Looking for a good way to clean the aluminum fins on my baseboard heating pipes. I have an air compressor which I'm sure would do a great job of blasting out all the dust and cat hair, but that would end up depositing it all over the rooms. I've vacuumed in the past, but it's hard to really get between those fins.
Thinking to combine the vac with the air compressor and trying to blow stuff free and into the vacuum nossle path.
Good idea? Other suggestions?
Thanks,
Rob


----------



## Thurman (Feb 9, 2009)

We certainly don't have those here in S.W. GA. but I'm familiar with what they are as my daughter lives in Alaska. I would _think_ that air pressure, albeit low air pressure, would blow out the fins to clean them and then a good vacuum to clean up the blow-out stuff and finish off the fins. Or you could do as we do our A/C units outside here: Just use a water hose to "blow" out that coils on our units from the inside out. :thumbup:


----------



## RCrosby257 (Jan 24, 2011)

*Cleaning Hot Water Heat Fins*

Thurman,
Thanks for your thoughts. Right now the temp in Maine is in the low '90's and it feels like it could be SW GA! Operative word on the AC solution is "outside". Don't think my wife would go for hosing things down inside!:no:
I'll likely start with low pressure and the vacuum hose nearby and we'll see how it goes. I'll let you know.
Rob
Alaska, eh? Southeast was my home for about 20 years. Have to get back some day for a visit. They tell me things have changed; at least until you get outside of town.


----------



## user1007 (Sep 23, 2009)

They make brushes to get at those fins after which you should have no trouble following behind with a shop vac. You may have to check with an HVAC supplier though. Or shop online.


----------



## FlyingHammer (Jun 22, 2009)

Just don't use oven cleaner. It's caustic, and will damage the aluminum. (made that mistake once upon a time)


----------



## Makoman16 (Jul 18, 2011)

RCrosby257 said:


> Thinking to combine the vac with the air compressor and trying to blow stuff free and into the vacuum nossle


In my experience, combining the two seems to yield the best result.
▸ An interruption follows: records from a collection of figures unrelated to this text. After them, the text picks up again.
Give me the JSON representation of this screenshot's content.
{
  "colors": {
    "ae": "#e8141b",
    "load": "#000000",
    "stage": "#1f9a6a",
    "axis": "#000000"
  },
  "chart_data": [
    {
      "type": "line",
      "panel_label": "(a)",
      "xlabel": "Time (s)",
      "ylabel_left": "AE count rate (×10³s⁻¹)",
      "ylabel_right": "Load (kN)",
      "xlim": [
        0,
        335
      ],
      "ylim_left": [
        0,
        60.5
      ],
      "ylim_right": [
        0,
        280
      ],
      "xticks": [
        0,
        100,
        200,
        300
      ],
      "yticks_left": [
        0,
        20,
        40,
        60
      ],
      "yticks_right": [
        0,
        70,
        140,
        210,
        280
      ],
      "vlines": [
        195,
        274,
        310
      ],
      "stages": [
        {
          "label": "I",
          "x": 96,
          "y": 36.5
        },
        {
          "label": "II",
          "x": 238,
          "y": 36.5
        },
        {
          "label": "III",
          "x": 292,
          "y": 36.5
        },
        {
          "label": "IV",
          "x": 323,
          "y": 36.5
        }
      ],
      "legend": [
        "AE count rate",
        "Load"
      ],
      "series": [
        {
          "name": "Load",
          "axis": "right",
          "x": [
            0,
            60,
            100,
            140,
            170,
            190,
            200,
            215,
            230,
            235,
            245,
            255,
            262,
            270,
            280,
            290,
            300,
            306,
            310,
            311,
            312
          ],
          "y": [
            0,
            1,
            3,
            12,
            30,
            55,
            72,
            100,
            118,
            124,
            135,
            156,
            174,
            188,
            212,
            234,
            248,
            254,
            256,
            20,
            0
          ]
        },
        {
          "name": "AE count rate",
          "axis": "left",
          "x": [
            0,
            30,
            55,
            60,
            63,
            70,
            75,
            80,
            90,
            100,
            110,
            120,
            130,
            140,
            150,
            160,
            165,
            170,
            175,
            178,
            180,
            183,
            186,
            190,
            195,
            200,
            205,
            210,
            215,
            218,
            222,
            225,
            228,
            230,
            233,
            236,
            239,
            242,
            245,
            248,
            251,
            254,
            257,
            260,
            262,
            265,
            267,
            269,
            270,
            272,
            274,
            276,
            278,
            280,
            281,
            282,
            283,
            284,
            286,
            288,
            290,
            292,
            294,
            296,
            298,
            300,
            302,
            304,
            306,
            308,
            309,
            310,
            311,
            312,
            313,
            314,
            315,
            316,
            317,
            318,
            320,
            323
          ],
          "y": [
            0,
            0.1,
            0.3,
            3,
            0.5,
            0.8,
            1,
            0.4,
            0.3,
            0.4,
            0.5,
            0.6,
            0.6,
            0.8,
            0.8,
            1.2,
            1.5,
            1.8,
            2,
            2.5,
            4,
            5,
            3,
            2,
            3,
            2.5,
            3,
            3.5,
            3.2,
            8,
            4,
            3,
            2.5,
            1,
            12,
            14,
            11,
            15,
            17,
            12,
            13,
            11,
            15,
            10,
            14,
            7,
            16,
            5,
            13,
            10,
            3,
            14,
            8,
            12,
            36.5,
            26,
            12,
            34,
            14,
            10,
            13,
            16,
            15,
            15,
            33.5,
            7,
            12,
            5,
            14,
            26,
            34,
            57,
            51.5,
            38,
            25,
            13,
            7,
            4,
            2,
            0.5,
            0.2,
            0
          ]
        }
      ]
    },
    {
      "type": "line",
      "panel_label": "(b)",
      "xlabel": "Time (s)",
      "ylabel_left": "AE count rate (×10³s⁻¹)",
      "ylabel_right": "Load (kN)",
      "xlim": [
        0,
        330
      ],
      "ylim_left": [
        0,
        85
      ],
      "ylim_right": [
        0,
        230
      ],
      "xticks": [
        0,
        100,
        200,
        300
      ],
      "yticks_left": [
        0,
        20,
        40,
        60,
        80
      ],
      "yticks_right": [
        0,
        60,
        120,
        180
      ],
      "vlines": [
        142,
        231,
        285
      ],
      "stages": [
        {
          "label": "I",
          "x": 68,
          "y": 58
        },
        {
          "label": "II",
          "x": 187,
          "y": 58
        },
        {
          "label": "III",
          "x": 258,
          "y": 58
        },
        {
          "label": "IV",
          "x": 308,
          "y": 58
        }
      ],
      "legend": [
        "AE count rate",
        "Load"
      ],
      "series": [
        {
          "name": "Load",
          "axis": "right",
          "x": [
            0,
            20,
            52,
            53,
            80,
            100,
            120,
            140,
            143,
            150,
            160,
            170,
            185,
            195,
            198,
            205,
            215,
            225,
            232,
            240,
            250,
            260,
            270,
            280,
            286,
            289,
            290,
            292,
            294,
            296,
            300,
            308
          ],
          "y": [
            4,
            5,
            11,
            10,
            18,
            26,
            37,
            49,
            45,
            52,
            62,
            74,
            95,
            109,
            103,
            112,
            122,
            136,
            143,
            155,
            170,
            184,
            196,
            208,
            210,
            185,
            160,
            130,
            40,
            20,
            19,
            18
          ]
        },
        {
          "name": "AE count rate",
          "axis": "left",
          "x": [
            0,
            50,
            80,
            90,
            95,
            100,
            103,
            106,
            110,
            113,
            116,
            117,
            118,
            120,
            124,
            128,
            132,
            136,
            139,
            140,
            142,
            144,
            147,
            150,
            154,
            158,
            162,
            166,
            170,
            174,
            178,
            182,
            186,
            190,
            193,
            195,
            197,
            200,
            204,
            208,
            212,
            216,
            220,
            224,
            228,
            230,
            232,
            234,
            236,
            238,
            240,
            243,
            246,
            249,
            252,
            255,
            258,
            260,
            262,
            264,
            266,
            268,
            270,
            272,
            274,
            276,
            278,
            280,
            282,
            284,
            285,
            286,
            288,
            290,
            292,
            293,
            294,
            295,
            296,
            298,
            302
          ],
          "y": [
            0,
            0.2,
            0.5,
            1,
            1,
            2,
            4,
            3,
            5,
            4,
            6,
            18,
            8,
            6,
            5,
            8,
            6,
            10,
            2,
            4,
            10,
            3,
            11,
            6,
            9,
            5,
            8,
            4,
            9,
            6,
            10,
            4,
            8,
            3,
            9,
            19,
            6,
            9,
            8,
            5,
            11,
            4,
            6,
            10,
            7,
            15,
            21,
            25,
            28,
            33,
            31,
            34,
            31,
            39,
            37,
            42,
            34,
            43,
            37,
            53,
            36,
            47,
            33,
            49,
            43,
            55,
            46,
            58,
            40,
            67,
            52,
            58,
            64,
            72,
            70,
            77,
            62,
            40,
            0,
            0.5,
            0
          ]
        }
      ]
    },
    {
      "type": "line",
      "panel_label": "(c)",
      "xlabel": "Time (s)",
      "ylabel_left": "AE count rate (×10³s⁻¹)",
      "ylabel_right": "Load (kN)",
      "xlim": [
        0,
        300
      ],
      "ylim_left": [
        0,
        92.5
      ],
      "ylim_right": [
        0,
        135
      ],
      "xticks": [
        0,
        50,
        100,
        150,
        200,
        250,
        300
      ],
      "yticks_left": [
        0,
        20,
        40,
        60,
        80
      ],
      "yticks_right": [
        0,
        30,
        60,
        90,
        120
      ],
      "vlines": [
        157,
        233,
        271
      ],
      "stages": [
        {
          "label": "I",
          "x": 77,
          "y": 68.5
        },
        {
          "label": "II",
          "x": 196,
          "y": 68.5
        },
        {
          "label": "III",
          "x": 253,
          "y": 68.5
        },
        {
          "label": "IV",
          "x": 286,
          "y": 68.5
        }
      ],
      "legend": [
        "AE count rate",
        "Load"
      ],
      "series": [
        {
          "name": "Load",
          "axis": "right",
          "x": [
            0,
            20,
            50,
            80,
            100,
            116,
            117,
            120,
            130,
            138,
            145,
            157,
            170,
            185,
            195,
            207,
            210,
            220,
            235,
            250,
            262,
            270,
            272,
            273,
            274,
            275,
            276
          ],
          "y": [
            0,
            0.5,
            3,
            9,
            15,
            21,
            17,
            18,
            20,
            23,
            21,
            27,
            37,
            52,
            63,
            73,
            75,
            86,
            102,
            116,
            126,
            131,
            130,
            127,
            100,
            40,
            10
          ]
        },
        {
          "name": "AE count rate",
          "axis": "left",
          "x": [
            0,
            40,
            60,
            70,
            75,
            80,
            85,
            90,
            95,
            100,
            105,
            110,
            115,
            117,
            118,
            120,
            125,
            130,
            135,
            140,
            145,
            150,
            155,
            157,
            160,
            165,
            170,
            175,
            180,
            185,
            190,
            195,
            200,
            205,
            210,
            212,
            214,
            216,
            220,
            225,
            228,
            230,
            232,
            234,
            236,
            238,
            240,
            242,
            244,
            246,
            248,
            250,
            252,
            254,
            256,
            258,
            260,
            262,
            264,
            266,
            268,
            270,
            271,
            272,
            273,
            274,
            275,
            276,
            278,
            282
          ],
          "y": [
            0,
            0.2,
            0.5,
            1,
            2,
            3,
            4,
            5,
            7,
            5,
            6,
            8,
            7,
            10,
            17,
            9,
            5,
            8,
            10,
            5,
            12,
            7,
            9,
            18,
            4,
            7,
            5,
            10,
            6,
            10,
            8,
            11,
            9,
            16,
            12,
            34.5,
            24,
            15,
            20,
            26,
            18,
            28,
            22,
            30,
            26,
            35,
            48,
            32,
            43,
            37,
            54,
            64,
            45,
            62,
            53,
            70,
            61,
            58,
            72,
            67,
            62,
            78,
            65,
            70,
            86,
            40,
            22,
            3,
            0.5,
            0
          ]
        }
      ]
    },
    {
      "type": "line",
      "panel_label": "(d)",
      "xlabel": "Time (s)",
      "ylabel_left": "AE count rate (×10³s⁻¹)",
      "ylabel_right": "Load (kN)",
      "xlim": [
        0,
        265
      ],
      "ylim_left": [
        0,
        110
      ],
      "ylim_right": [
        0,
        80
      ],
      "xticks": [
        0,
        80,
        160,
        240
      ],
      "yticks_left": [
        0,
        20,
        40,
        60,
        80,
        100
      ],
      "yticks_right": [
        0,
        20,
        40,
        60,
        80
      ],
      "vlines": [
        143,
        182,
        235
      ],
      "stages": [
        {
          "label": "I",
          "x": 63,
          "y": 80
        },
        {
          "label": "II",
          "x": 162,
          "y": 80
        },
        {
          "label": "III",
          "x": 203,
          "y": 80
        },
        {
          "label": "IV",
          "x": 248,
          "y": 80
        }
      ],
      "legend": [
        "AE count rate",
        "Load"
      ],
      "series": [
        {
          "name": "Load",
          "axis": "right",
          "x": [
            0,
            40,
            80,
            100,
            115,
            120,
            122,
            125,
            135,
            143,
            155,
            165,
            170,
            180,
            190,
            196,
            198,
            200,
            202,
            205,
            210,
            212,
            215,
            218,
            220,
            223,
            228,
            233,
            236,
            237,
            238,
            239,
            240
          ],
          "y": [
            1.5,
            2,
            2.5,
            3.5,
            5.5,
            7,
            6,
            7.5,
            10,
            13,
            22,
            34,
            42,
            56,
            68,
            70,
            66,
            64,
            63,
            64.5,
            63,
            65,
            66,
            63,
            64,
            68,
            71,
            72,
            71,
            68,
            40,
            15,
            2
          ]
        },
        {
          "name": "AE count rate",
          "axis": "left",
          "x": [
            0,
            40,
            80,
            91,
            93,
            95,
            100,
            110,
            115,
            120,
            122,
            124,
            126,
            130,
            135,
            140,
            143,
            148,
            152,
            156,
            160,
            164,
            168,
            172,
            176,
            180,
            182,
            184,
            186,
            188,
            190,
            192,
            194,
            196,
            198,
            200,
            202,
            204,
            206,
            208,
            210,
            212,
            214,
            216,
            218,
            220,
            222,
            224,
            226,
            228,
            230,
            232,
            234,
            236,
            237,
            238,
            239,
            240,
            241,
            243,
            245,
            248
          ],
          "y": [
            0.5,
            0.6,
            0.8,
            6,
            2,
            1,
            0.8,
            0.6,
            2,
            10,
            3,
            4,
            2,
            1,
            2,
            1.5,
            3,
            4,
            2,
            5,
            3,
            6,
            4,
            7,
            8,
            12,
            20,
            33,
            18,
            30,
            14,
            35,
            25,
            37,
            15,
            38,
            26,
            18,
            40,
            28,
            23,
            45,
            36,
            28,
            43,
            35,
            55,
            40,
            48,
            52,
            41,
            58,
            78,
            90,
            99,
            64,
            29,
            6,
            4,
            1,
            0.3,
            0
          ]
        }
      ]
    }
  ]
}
Using the vac only doesn't get all the junk out; using the compressor makes a huge mess. Combining the two gets all the junk and it doesn't blow all over the room. I even take the time to straighten the bent fins with a screwdriver and/or needlenose pliers to achieve maximum efficiency.


----------



## RCrosby257 (Jan 24, 2011)

*Cleaning Baseboard Fins*

Thanks all, for the advice. Local vac shop has a brush with long thin bristle and I'll try that along with the air compressor. Good idea, too, to straighten fins as I go. So obvious that I likely wouldn't have thought of it!
I'll let y'all know how it goes, but don't hold your breath. It may be a fall project!
:laughing:


----------